MU and WDC came close to their 2019 lows on June 14 when Broadcom cut its full-year revenue guidance and dampened hopes of a demand recovery in the second half amid the trade war and the Huawei ban. These memory stocks jumped over 5% on June 19 on the slightest hope of easing trade war tensions.

Micron is set to report its fiscal 2019 third-quarter earnings on June 25. The memory and semiconductor industry data points and macroeconomic environment indicate that the overall semiconductor industry is in a downturn with no growth in sight for the rest of the year. Wall Street firms like Nomura and Stifel have lowered their earnings estimate and price target for Micron as the trade war and the chipmaker’s exposure to China create uncertainty in memory pricing.

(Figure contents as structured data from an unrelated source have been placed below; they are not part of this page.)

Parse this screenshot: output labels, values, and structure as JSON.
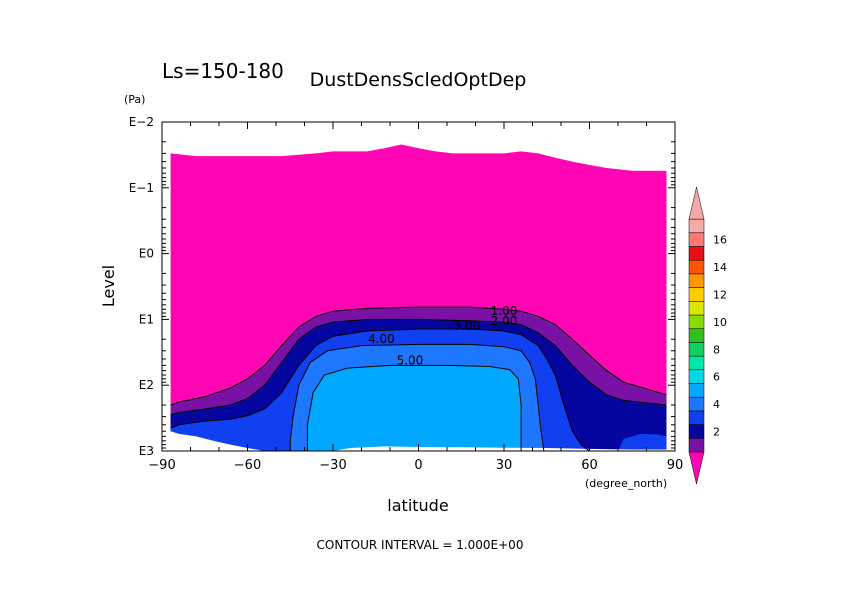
{
  "chart_data": {
    "type": "heatmap",
    "season_label": "Ls=150-180",
    "title": "DustDensScledOptDep",
    "ylabel": "Level",
    "yunits": "(Pa)",
    "xlabel": "latitude",
    "xunits": "(degree_north)",
    "footer": "CONTOUR INTERVAL = 1.000E+00",
    "xlim": [
      -90,
      90
    ],
    "ylim": [
      1000,
      0.01
    ],
    "yscale": "log",
    "xticks": [
      -90,
      -60,
      -30,
      0,
      30,
      60,
      90
    ],
    "yticks": [
      {
        "value": 0.01,
        "label": "E−2"
      },
      {
        "value": 0.1,
        "label": "E−1"
      },
      {
        "value": 1,
        "label": "E0"
      },
      {
        "value": 10,
        "label": "E1"
      },
      {
        "value": 100,
        "label": "E2"
      },
      {
        "value": 1000,
        "label": "E3"
      }
    ],
    "contour_labels": [
      {
        "text": "1.00",
        "lat": 30,
        "p": 7.5
      },
      {
        "text": "2.00",
        "lat": 30,
        "p": 10.5
      },
      {
        "text": "3.00",
        "lat": 17,
        "p": 12.5
      },
      {
        "text": "4.00",
        "lat": -13,
        "p": 20
      },
      {
        "text": "5.00",
        "lat": -3,
        "p": 42
      }
    ],
    "colorbar": {
      "levels": [
        1,
        2,
        3,
        4,
        5,
        6,
        7,
        8,
        9,
        10,
        11,
        12,
        13,
        14,
        15,
        16,
        17
      ],
      "tick_labels": [
        "2",
        "4",
        "6",
        "8",
        "10",
        "12",
        "14",
        "16"
      ],
      "tick_values": [
        2,
        4,
        6,
        8,
        10,
        12,
        14,
        16
      ],
      "colors": [
        "#7a11a6",
        "#0505a0",
        "#1040f0",
        "#1e78ff",
        "#00a8ff",
        "#00d8e8",
        "#00e8a8",
        "#10d060",
        "#30c020",
        "#88dd00",
        "#d8e800",
        "#ffcc00",
        "#ff9900",
        "#ff5500",
        "#e81010",
        "#ff7777",
        "#f5a8a8"
      ],
      "under_color": "#ff05b4",
      "over_color": "#f5a8a8"
    },
    "field": {
      "data_top": [
        [
          -87,
          0.03
        ],
        [
          -78,
          0.033
        ],
        [
          -60,
          0.033
        ],
        [
          -48,
          0.033
        ],
        [
          -36,
          0.03
        ],
        [
          -30,
          0.028
        ],
        [
          -18,
          0.028
        ],
        [
          -12,
          0.025
        ],
        [
          -6,
          0.022
        ],
        [
          0,
          0.025
        ],
        [
          6,
          0.028
        ],
        [
          12,
          0.03
        ],
        [
          18,
          0.03
        ],
        [
          30,
          0.03
        ],
        [
          36,
          0.028
        ],
        [
          42,
          0.03
        ],
        [
          48,
          0.035
        ],
        [
          54,
          0.04
        ],
        [
          60,
          0.045
        ],
        [
          66,
          0.05
        ],
        [
          75,
          0.055
        ],
        [
          87,
          0.055
        ]
      ],
      "bottom_edge": [
        [
          -87,
          500
        ],
        [
          -84,
          550
        ],
        [
          -78,
          600
        ],
        [
          -72,
          700
        ],
        [
          -66,
          800
        ],
        [
          -60,
          900
        ],
        [
          -54,
          1000
        ],
        [
          -45,
          1000
        ],
        [
          -42,
          1000
        ],
        [
          -36,
          1000
        ],
        [
          -30,
          1000
        ],
        [
          -24,
          900
        ],
        [
          -12,
          850
        ],
        [
          0,
          870
        ],
        [
          15,
          880
        ],
        [
          30,
          890
        ],
        [
          45,
          900
        ],
        [
          60,
          930
        ],
        [
          75,
          950
        ],
        [
          87,
          950
        ]
      ],
      "contours": [
        {
          "level": 1,
          "points": [
            [
              -87,
              200
            ],
            [
              -84,
              180
            ],
            [
              -75,
              150
            ],
            [
              -66,
              110
            ],
            [
              -60,
              80
            ],
            [
              -54,
              50
            ],
            [
              -48,
              25
            ],
            [
              -42,
              13
            ],
            [
              -36,
              9
            ],
            [
              -30,
              7.5
            ],
            [
              -18,
              6.8
            ],
            [
              0,
              6.5
            ],
            [
              18,
              6.5
            ],
            [
              30,
              7
            ],
            [
              36,
              7.5
            ],
            [
              42,
              9
            ],
            [
              48,
              12
            ],
            [
              54,
              20
            ],
            [
              60,
              35
            ],
            [
              66,
              60
            ],
            [
              72,
              90
            ],
            [
              87,
              140
            ]
          ]
        },
        {
          "level": 2,
          "points": [
            [
              -87,
              280
            ],
            [
              -84,
              260
            ],
            [
              -75,
              230
            ],
            [
              -66,
              200
            ],
            [
              -60,
              160
            ],
            [
              -54,
              100
            ],
            [
              -48,
              45
            ],
            [
              -42,
              20
            ],
            [
              -36,
              13
            ],
            [
              -30,
              11
            ],
            [
              -18,
              10
            ],
            [
              0,
              10
            ],
            [
              18,
              10.5
            ],
            [
              30,
              11
            ],
            [
              36,
              12
            ],
            [
              42,
              16
            ],
            [
              48,
              25
            ],
            [
              54,
              50
            ],
            [
              60,
              90
            ],
            [
              66,
              140
            ],
            [
              72,
              170
            ],
            [
              87,
              200
            ]
          ]
        },
        {
          "level": 3,
          "points": [
            [
              -87,
              450
            ],
            [
              -84,
              400
            ],
            [
              -75,
              350
            ],
            [
              -66,
              330
            ],
            [
              -60,
              290
            ],
            [
              -54,
              230
            ],
            [
              -48,
              130
            ],
            [
              -42,
              50
            ],
            [
              -36,
              25
            ],
            [
              -30,
              18
            ],
            [
              -18,
              15
            ],
            [
              0,
              14
            ],
            [
              18,
              14
            ],
            [
              30,
              15
            ],
            [
              36,
              17
            ],
            [
              42,
              25
            ],
            [
              45,
              40
            ],
            [
              48,
              70
            ],
            [
              51,
              200
            ],
            [
              54,
              500
            ],
            [
              57,
              800
            ],
            [
              60,
              1000
            ]
          ]
        },
        {
          "level": 4,
          "points": [
            [
              -45,
              1000
            ],
            [
              -45,
              700
            ],
            [
              -44,
              300
            ],
            [
              -42,
              100
            ],
            [
              -38,
              45
            ],
            [
              -32,
              30
            ],
            [
              -20,
              25
            ],
            [
              0,
              24
            ],
            [
              18,
              24
            ],
            [
              30,
              26
            ],
            [
              36,
              30
            ],
            [
              39,
              45
            ],
            [
              41,
              80
            ],
            [
              42,
              200
            ],
            [
              43,
              500
            ],
            [
              44,
              1000
            ]
          ]
        },
        {
          "level": 5,
          "points": [
            [
              -39,
              1000
            ],
            [
              -39,
              400
            ],
            [
              -37,
              130
            ],
            [
              -33,
              70
            ],
            [
              -25,
              55
            ],
            [
              -10,
              50
            ],
            [
              10,
              50
            ],
            [
              25,
              52
            ],
            [
              32,
              58
            ],
            [
              35,
              80
            ],
            [
              36,
              200
            ],
            [
              36,
              1000
            ]
          ]
        }
      ],
      "low_patches": [
        {
          "level": 3,
          "points": [
            [
              -87,
              680
            ],
            [
              -84,
              640
            ],
            [
              -81,
              720
            ],
            [
              -84,
              800
            ],
            [
              -87,
              820
            ]
          ]
        },
        {
          "level": 3,
          "points": [
            [
              70,
              1000
            ],
            [
              72,
              650
            ],
            [
              78,
              550
            ],
            [
              84,
              560
            ],
            [
              87,
              600
            ],
            [
              87,
              1000
            ]
          ]
        }
      ]
    }
  }
}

If Micron reports lower-than-expected earnings and guidance, the stock could fall in the mid-to-high single digits. If the stock falls below its June 14 price of $32, it could reach its 52-week low of $28.4.

Micron: a cyclical stock

Micron is a cyclical stock and is currently in a downcycle. However, it is fairly certain that things will be good again and the company will return to growth in an upcycle. The only real uncertainty is the timing. It is difficult to predict when this down cycle will end. Thus, it makes sense to hold the stock and sell during the upcycle.